Fractionation of Inorganic and Organic Phosphorus in Virgin and Cultivated Soils1

  1. A. N. Sharpley and
  2. S. J. Smith2

Abstract

Abstract

Amounts of phosphorus (P) in inorganic and organic pools were determined for three noncalcareous and five calcareous surface soils (0–150 mm) which had been cultivated for at least 15 yr, and their virgin analogues, to ascertain if relative pool sizes or soil P fertility are being changed by cultivation and associated fertilizer application. The soils were representative of major agricultural areas of the USA, with total P concentrations ranging from 200 to 1920 mg kg−1 (approximately 50% inorganic P) and P applications from 0 to 90 kg ha−1 yr−1. P forms in the pools and extractants used were as follows: inorganic P; loosely-bound (1.0M NH4Cl), nonoccluded (0.5M NH4F + 0.1M NaOH), occluded (citrate-dithionite-bicarbonate + 0.5M NH4F + 0.1M NaOH), and Ca bound (1.0M HCl) (calcareous soils only): organic P; labile (0.5M Na HCO3), moderately labile (1.0M H2SO4 + 0.5M NaOH), moderately resistant (0.5M NaOH/HCl soluble), and resistant (0.5M NaOH/HCl insoluble).
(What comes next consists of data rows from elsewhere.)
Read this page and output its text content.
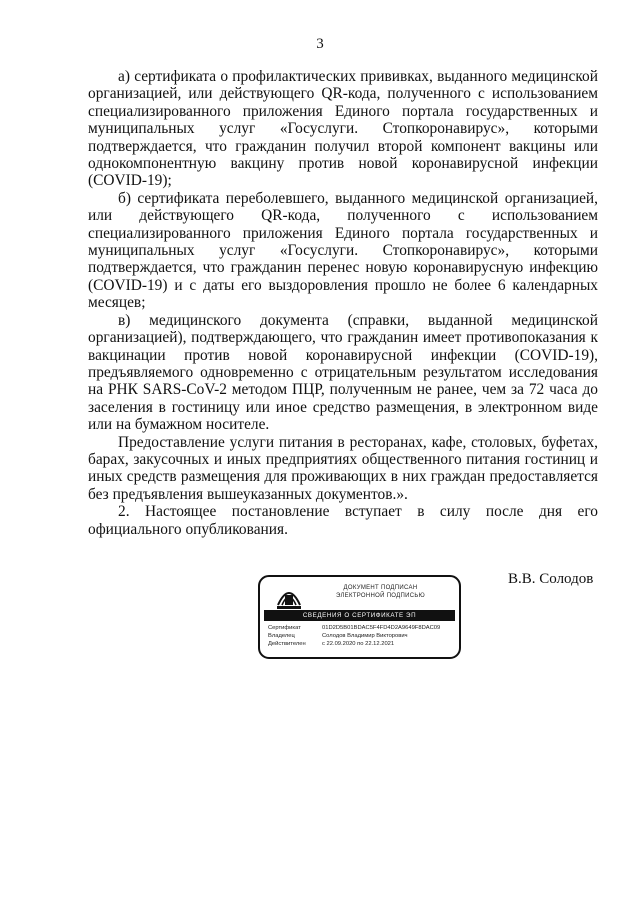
3

а) сертификата о профилактических прививках, выданного медицинской организацией, или действующего QR-кода, полученного с использованием специализированного приложения Единого портала государственных и муниципальных услуг «Госуслуги. Стопкоронавирус», которыми подтверждается, что гражданин получил второй компонент вакцины или однокомпонентную вакцину против новой коронавирусной инфекции (COVID-19);

б) сертификата переболевшего, выданного медицинской организацией, или действующего QR-кода, полученного с использованием специализированного приложения Единого портала государственных и муниципальных услуг «Госуслуги. Стопкоронавирус», которыми подтверждается, что гражданин перенес новую коронавирусную инфекцию (COVID-19) и с даты его выздоровления прошло не более 6 календарных месяцев;

в) медицинского документа (справки, выданной медицинской организацией), подтверждающего, что гражданин имеет противопоказания к вакцинации против новой коронавирусной инфекции (COVID-19), предъявляемого одновременно с отрицательным результатом исследования на РНК SARS-CoV-2 методом ПЦР, полученным не ранее, чем за 72 часа до заселения в гостиницу или иное средство размещения, в электронном виде или на бумажном носителе.

Предоставление услуги питания в ресторанах, кафе, столовых, буфетах, барах, закусочных и иных предприятиях общественного питания гостиниц и иных средств размещения для проживающих в них граждан предоставляется без предъявления вышеуказанных документов.».

2. Настоящее постановление вступает в силу после дня его официального опубликования.

ДОКУМЕНТ ПОДПИСАН
ЭЛЕКТРОННОЙ ПОДПИСЬЮ
СВЕДЕНИЯ О СЕРТИФИКАТЕ ЭП
Сертификат	01D2D5B01BDAC5F4FD4D2A9649F8DAC09
Владелец	Солодов Владимир Викторович
Действителен	с 22.09.2020 по 22.12.2021
В.В. Солодов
Distribution of inorganic P in virgin noncalcareous soils was, on average, 2% loosely-bound, 52% nonoccluded, and 46% occluded. Cultivation resulted in an increase in nonoccluded and decrease in occluded P. Average distribution in the virgin calcareous soils was 2% loosely-bound, 11% nonoccluded, 9% occluded, and 78% Ca-bound, with no significant change in pool size with cultivation observed. On average, organic P in the virgin soils was 7% labile, 48% moderately labile, 33% moderately resistant, and 12% resistant, with no significant change in relative amounts due to cultivation. A mounts of fertilizer P applied and organic P mineralized and immobilized in stable inorganic P pools during cultivation, were related to P sorption index of the soils. The conversion of organic to inorganic P may be reversed by management practices allowing a build up of soil organic matter. Since little change in amounts of loosely-bound inorganic and labile organic P was observed during cultivation, the more stable pools may represent a better estimate of long-term soil fertility.